ПРЕПОДАВАТЕЛЬ
СЛОВЕСНОСТИ
С юношеских наших дней отдельная, какая-то особенная,
светлая и тревожная память осталась о «Слове». Существовал некий «законный»
Парнас: русская литература в нашем представлении начиналась с конца XVII в., а
до того — многовековое однообразное протяжение несчастья, нищеты и косноязычия.
И вдруг вспоминали о «Слове», вспоминали с неожиданным, непонятным удивлением,
с необьяснимой теплотой и благодарностью неведому чудесному поэту, полному
страсти и очарования, искренности и красоты, мужестваи торжественности.
Собственно говоря, в то время мы не могли различить,
обьясняется наше впечатление могучей силой самого «Слова» или силою души
Мефодия Васильевича Нестерова, нашего преподавателя словесности.
Был это преклонных лет человек, блестел лысиной и серебром в
бороде, и борода у него была спутанная, милая, стариковская. Но отличался он от
всех преподавателей удивительным выражением достоинства и человеческой
простоты, и мы любили в нем это выражение и прощали старику и строгий взгляд
поверх очков, и суровость требований.
Доходили до нас слухи о тяжелой и неудачной его карьере, об
одиноком его учительском демократизме, но сам он никогда о себе не говорил. М ы
в то время еще не вполне ясно различали за его фигурой великие тени
революционных демократов, страстных патриотов своей родины — Чернышевского,
Добролюбова, Некрасова.
Старик читал всегда стоя за кафедрой, предпочитал простую,
точную речь, в которой редко встречалось открытое горячее слово. Но зато в его
мимике было столько эмоций и правды, столько ума, то восхищенного, то
осуждающего, то сомневающегося, столько сдерживаемой силы души, что мы не
способны были оторваться от его лица.Читая нам, он сам жил горячо и глубоко,
хотя и не хотел показывать нам эту свою настоящую, человеческую жизнь. Не хотел
почему-то показывать и сдерживался, может быть, еще и потому, что уже сорок лет
читал он литературу юношам, и уже неловко было ему волноваться перед ними.

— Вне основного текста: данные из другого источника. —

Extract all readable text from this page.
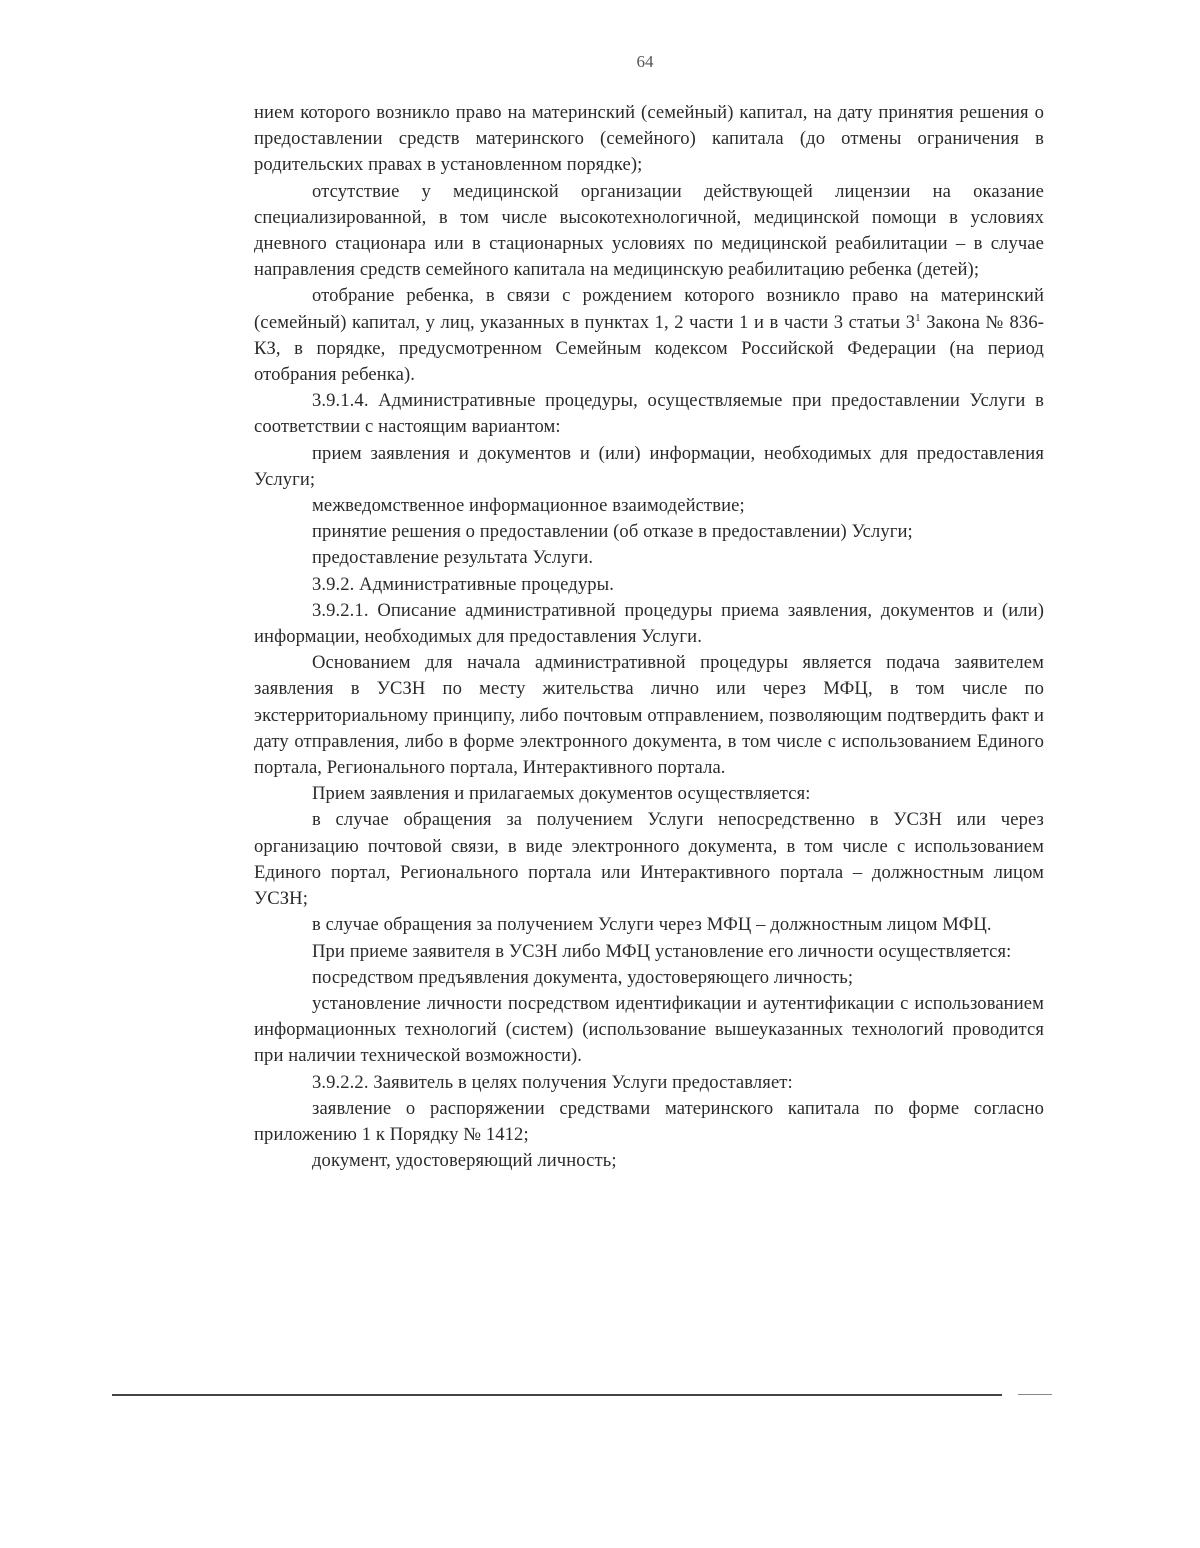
64

нием которого возникло право на материнский (семейный) капитал, на дату принятия решения о предоставлении средств материнского (семейного) капитала (до отмены ограничения в родительских правах в установленном порядке);

отсутствие у медицинской организации действующей лицензии на оказание специализированной, в том числе высокотехнологичной, медицинской помощи в условиях дневного стационара или в стационарных условиях по медицинской реабилитации – в случае направления средств семейного капитала на медицинскую реабилитацию ребенка (детей);

отобрание ребенка, в связи с рождением которого возникло право на материнский (семейный) капитал, у лиц, указанных в пунктах 1, 2 части 1 и в части 3 статьи $3^1$ Закона № 836-КЗ, в порядке, предусмотренном Семейным кодексом Российской Федерации (на период отобрания ребенка).

3.9.1.4. Административные процедуры, осуществляемые при предоставлении Услуги в соответствии с настоящим вариантом:

прием заявления и документов и (или) информации, необходимых для предоставления Услуги;

межведомственное информационное взаимодействие;

принятие решения о предоставлении (об отказе в предоставлении) Услуги;

предоставление результата Услуги.

3.9.2. Административные процедуры.

3.9.2.1. Описание административной процедуры приема заявления, документов и (или) информации, необходимых для предоставления Услуги.

Основанием для начала административной процедуры является подача заявителем заявления в УСЗН по месту жительства лично или через МФЦ, в том числе по экстерриториальному принципу, либо почтовым отправлением, позволяющим подтвердить факт и дату отправления, либо в форме электронного документа, в том числе с использованием Единого портала, Регионального портала, Интерактивного портала.

Прием заявления и прилагаемых документов осуществляется:

в случае обращения за получением Услуги непосредственно в УСЗН или через организацию почтовой связи, в виде электронного документа, в том числе с использованием Единого портал, Регионального портала или Интерактивного портала – должностным лицом УСЗН;

в случае обращения за получением Услуги через МФЦ – должностным лицом МФЦ.

При приеме заявителя в УСЗН либо МФЦ установление его личности осуществляется:

посредством предъявления документа, удостоверяющего личность;

установление личности посредством идентификации и аутентификации с использованием информационных технологий (систем) (использование вышеуказанных технологий проводится при наличии технической возможности).

3.9.2.2. Заявитель в целях получения Услуги предоставляет:

заявление о распоряжении средствами материнского капитала по форме согласно приложению 1 к Порядку № 1412;

документ, удостоверяющий личность;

Но все-таки мы два раза видели, как он плакал во время
лекции. Первый раз это было, когда он говорил о Песне про купца
Калашникова", но тогда он плакал скромно и старался показать, будто у него
глаз засорился. А передавая «Слово о полку Игореве», он плакал свободно и
доверчиво, и мы одновременно преклонились и перед его стариковской слезой, и
перед силой «Слова». Он умел так рассказывать о ем, что его слезы глубоко
волновали нас.
Начинал говорить о «Слове» Мефодий Васильевич неожиданными
словами:
— Мы с вами уважаем гражданскую литературу, такую
литературу, когда к нам обращается не только поэт, но и гражданин, когда он
зовет нас, волнует, побуждает к действию… Представьте себе, такой поэт, великий
поэт, страстный, настойчивый, жил в XII в. и оставил нам свой горячий призыв,
призыв гражданина! юноши, если кто-нибудь когда-нибудь перед вами начнет
поносить гражданскую поэзию, напомните ему «Слово о полку Игореве». Впрочем,
давайте читать.
Он поправлял очки, подносил книгу к близоруким глазам и, уже
волнуясь, приступал к чтению. Читал он просто, без приемов декламаторских, но
он умел незаметно вложить в каждое слово столько чувства, такую убежденность,
что древнее слово неожиданно хватало за сердце.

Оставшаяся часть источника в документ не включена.